Harga Telur Puyuh Merangkak Naik, Pedagang Bakso Resah

  • 15 Jul 2026 08:09 WIB
  •  Sumenep

RRI.CO.ID, Sumenep – Harga telur puyuh di Pasar Jangara, Desa Paberasan, Kabupaten Sumenep, mengalami kenaikan cukup signifikan pada Rabu, 15 Juli 2026. Harga yang sebelumnya berada di kisaran Rp22.000 per kilogram kini naik menjadi Rp27.000 per kilogram.

Kenaikan harga tersebut membuat telur puyuh kini memiliki nilai jual yang hampir setara dengan telur horn. Kondisi itu mulai menjadi perhatian para pelaku usaha kuliner yang bergantung pada telur puyuh sebagai bahan baku utama.

Salah seorang pedagang bakso telur puyuh di Pasar Jangara, Asnawi, mengaku mulai merasakan dampak dari kenaikan harga tersebut.
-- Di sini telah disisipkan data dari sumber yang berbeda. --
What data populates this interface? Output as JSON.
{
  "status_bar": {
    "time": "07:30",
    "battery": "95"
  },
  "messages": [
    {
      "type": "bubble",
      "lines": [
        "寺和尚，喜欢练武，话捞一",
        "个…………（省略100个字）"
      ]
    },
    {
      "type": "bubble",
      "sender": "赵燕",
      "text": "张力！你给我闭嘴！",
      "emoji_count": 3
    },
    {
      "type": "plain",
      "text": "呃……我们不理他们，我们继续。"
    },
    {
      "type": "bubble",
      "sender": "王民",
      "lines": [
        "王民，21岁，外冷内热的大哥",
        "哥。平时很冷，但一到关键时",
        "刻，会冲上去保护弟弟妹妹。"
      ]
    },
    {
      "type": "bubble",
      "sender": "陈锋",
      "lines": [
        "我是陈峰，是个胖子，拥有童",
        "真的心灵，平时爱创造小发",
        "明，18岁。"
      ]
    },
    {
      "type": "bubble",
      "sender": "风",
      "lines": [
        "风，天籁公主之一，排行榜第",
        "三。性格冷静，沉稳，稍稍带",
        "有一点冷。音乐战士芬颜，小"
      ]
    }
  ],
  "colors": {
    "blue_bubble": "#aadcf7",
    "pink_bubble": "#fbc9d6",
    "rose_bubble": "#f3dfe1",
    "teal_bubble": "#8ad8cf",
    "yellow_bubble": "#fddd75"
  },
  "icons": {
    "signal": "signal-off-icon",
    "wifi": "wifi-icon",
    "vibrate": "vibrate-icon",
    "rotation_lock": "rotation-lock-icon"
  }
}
Menurutnya, biaya produksi menjadi lebih besar dibandingkan beberapa pekan sebelumnya.

Asnawi mengatakan kenaikan harga bahan baku dapat memengaruhi keberlangsungan usahanya apabila terus terjadi. Ia khawatir pedagang kecil akan kesulitan mempertahankan harga jual yang terjangkau bagi konsumen.

“Semoga harganya tidak naik terus, kalau bahan bakunya saja terus naik, saya harus jual berapa,” ujarnya saat ditemui di Pasar Jangara, Rabu, 15 Juli 2026.

Ia menjelaskan sebagian besar pembeli bakso telur puyuh merupakan anak-anak usia sekolah dasar hingga sekolah menengah pertama. Karena itu, kenaikan harga jual produk berpotensi mengurangi daya beli pelanggan yang selama ini menjadi pasar utamanya.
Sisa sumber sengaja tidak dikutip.